Edge AI & Ultra Low Power: The Hardware Architecture of On-Device Intelligence

Close-up of a modern computer chip labeled “AI” mounted on an electronic circuit board. Glowing blue and orange circuitry and light effects symbolize artificial intelligence, data processing, and digital technology.

Edge AI shifts AI inference away from distributed cloud solutions directly to the source of the data in microcontrollers, sensors, and on-site machines. This reduces data processing latency and the volume of data to be transmitted. At the same time, however, the demands on hardware architecture, the memory hierarchy, and energy management within the devices are increasing. NPU microcontrollers, RISC-V coprocessors, and model compression provide the technical foundation to meet these requirements.

Why AI inferences are moving from the cloud to the edge

Edge AI shifts AI inferences from the cloud directly to on-site devices, such as sensors, microcontroller units (MCUs), or machines—a concept known as “on-device intelligence.” Edge AI reduces data transmission latency because the data does not have to travel long distances to distributed cloud infrastructures. At the same time, less raw data needs to be transmitted overall, since the device pre-filters the data on-site rather than sending it to the cloud first.

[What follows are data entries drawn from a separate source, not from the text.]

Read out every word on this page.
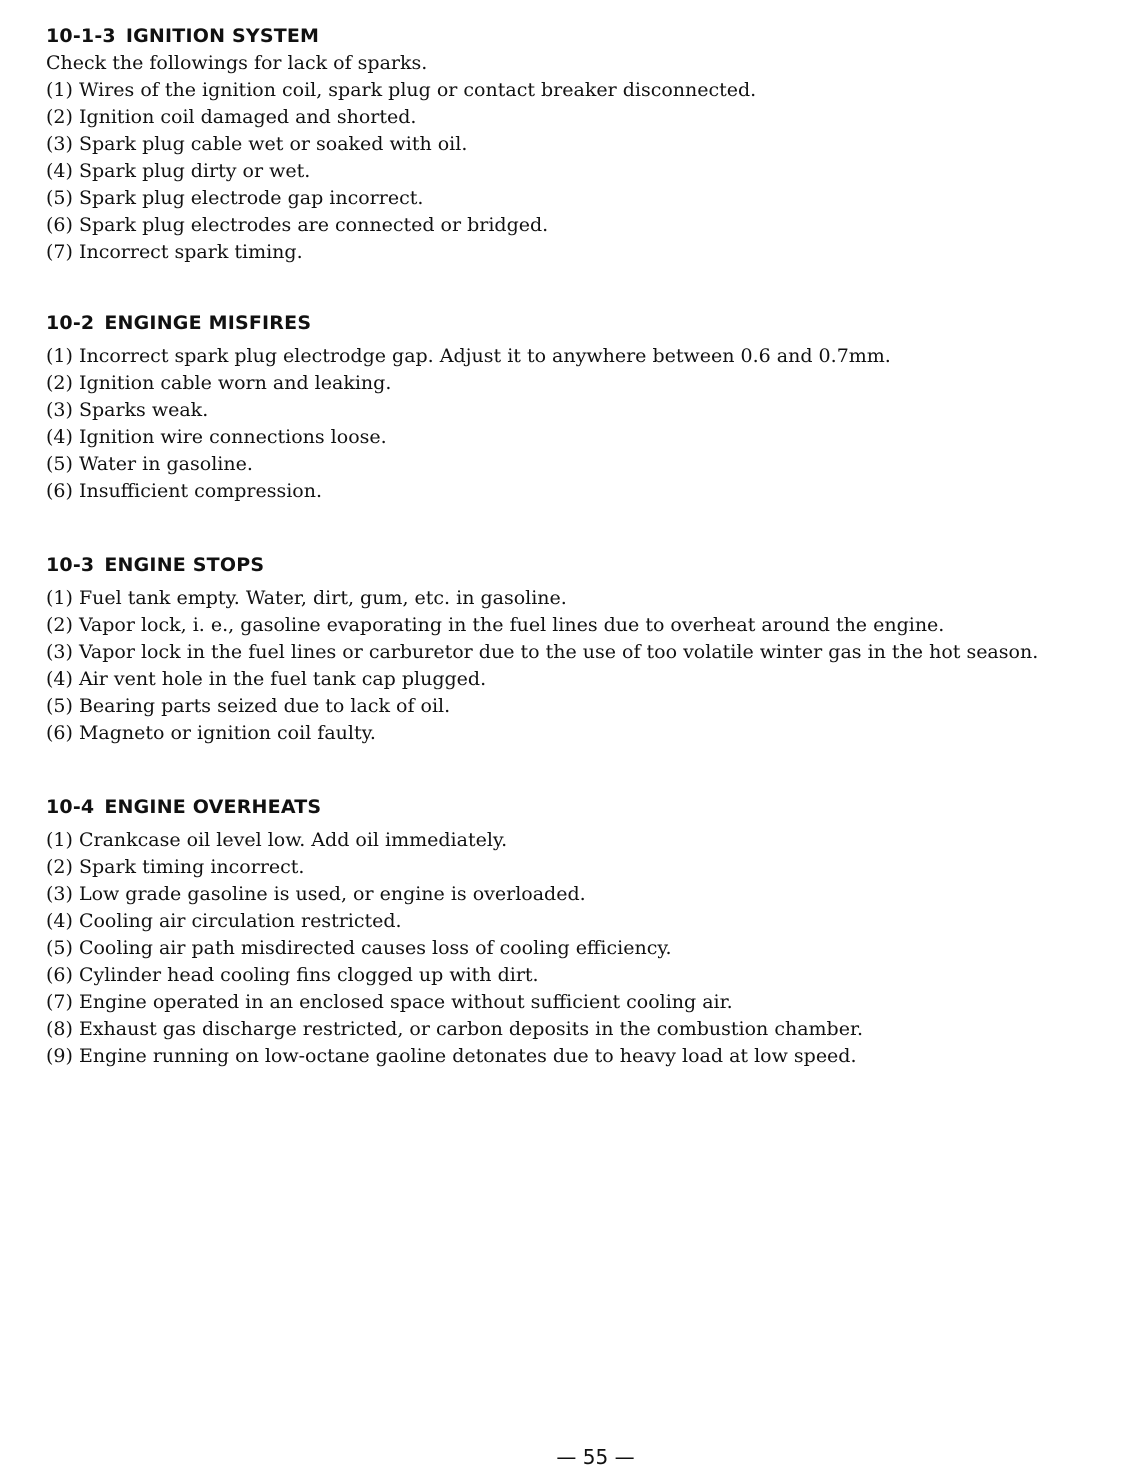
10-1-3 IGNITION SYSTEM
Check the followings for lack of sparks.
(1) Wires of the ignition coil, spark plug or contact breaker disconnected.
(2) Ignition coil damaged and shorted.
(3) Spark plug cable wet or soaked with oil.
(4) Spark plug dirty or wet.
(5) Spark plug electrode gap incorrect.
(6) Spark plug electrodes are connected or bridged.
(7) Incorrect spark timing.
10-2 ENGINGE MISFIRES
(1) Incorrect spark plug electrodge gap. Adjust it to anywhere between 0.6 and 0.7mm.
(2) Ignition cable worn and leaking.
(3) Sparks weak.
(4) Ignition wire connections loose.
(5) Water in gasoline.
(6) Insufficient compression.
10-3 ENGINE STOPS
(1) Fuel tank empty. Water, dirt, gum, etc. in gasoline.
(2) Vapor lock, i. e., gasoline evaporating in the fuel lines due to overheat around the engine.
(3) Vapor lock in the fuel lines or carburetor due to the use of too volatile winter gas in the hot season.
(4) Air vent hole in the fuel tank cap plugged.
(5) Bearing parts seized due to lack of oil.
(6) Magneto or ignition coil faulty.
10-4 ENGINE OVERHEATS
(1) Crankcase oil level low. Add oil immediately.
(2) Spark timing incorrect.
(3) Low grade gasoline is used, or engine is overloaded.
(4) Cooling air circulation restricted.
(5) Cooling air path misdirected causes loss of cooling efficiency.
(6) Cylinder head cooling fins clogged up with dirt.
(7) Engine operated in an enclosed space without sufficient cooling air.
(8) Exhaust gas discharge restricted, or carbon deposits in the combustion chamber.
(9) Engine running on low-octane gaoline detonates due to heavy load at low speed.
— 55 —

Furthermore, decisions can be made even with unstable connectivity. For example, an anomaly can be detected directly in the device and the appropriate action triggered. Additionally, sensitive data can be processed locally, which simplifies compliance with data protection requirements and reduces the attack surface during data transmission.

How Specialized NPU MCUs Increase Performance Density

A key driver of edge AI hardware is NPU-MCUs: microcontroller units that combine traditional control functions with dedicated neural processing units (NPUs), thereby increasing the performance density of . For example, Arm explicitly positions the Ethos-U55 NPU for machine learning (ML) inference in space- and power-constrained embedded and IoT devices to implement cost- and performance-efficient AI applications. When combined with Cortex-M55 cores, Arm claims up to a 480-fold increase in ML performance compared to previous Cortex-M systems.

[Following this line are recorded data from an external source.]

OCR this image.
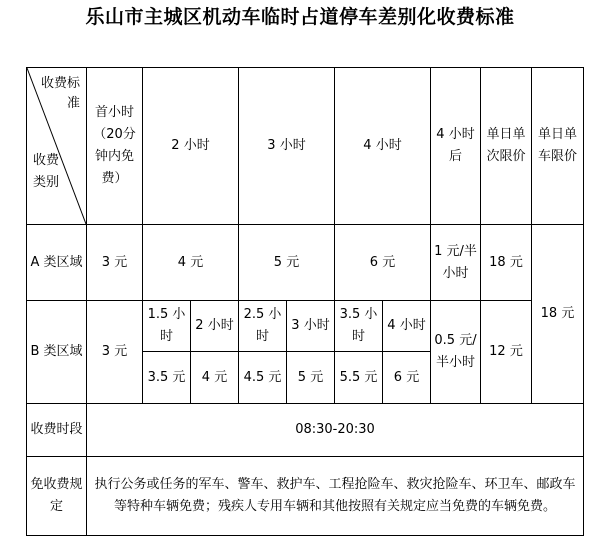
乐山市主城区机动车临时占道停车差别化收费标准
收费标准
收费类别	首小时（20分钟内免费）	2 小时		3 小时		4 小时		4 小时后	单日单次限价	单日单车限价
A 类区域	3 元	4 元		5 元		6 元		1 元/半小时	18 元	18 元
B 类区域	3 元	1.5 小时	2 小时	2.5 小时	3 小时	3.5 小时	4 小时	0.5 元/半小时	12 元	
		3.5 元	4 元	4.5 元	5 元	5.5 元	6 元			
收费时段	08:30-20:30									
免收费规定	执行公务或任务的军车、警车、救护车、工程抢险车、救灾抢险车、环卫车、邮政车等特种车辆免费；残疾人专用车辆和其他按照有关规定应当免费的车辆免费。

With the RA8P1 family, Renesas demonstrates how to translate Arm architectures into concrete MCU products. A 250 MHz Cortex-M85 core, an Ethos-U55 NPU with 256 Giga Operations per Second (GOPS) at 500 MHz, several MB of Flash/SRAM memory, and camera, audio, and video interfaces address vision and voice AI applications directly at the microcontroller level.

The advantage of an NPU-MCU lies not only in performing more computations per second. Equally important is how efficiently data is processed. This is because in small embedded systems, it often costs more energy to move data between memory, the processor, and the accelerator than to perform the actual AI computation. For this reason, the model, memory, and NPU must work together as closely as possible. Key factors here include:

Short data paths between memory and accelerator
Direct memory access to transfer data efficiently
Tiling, i.e., processing in small data blocks
Compact number formats such as INT8
Caching frequently used model weights locally to minimize latency and power consumption

What are RISC-V coprocessors, and what are their advantages?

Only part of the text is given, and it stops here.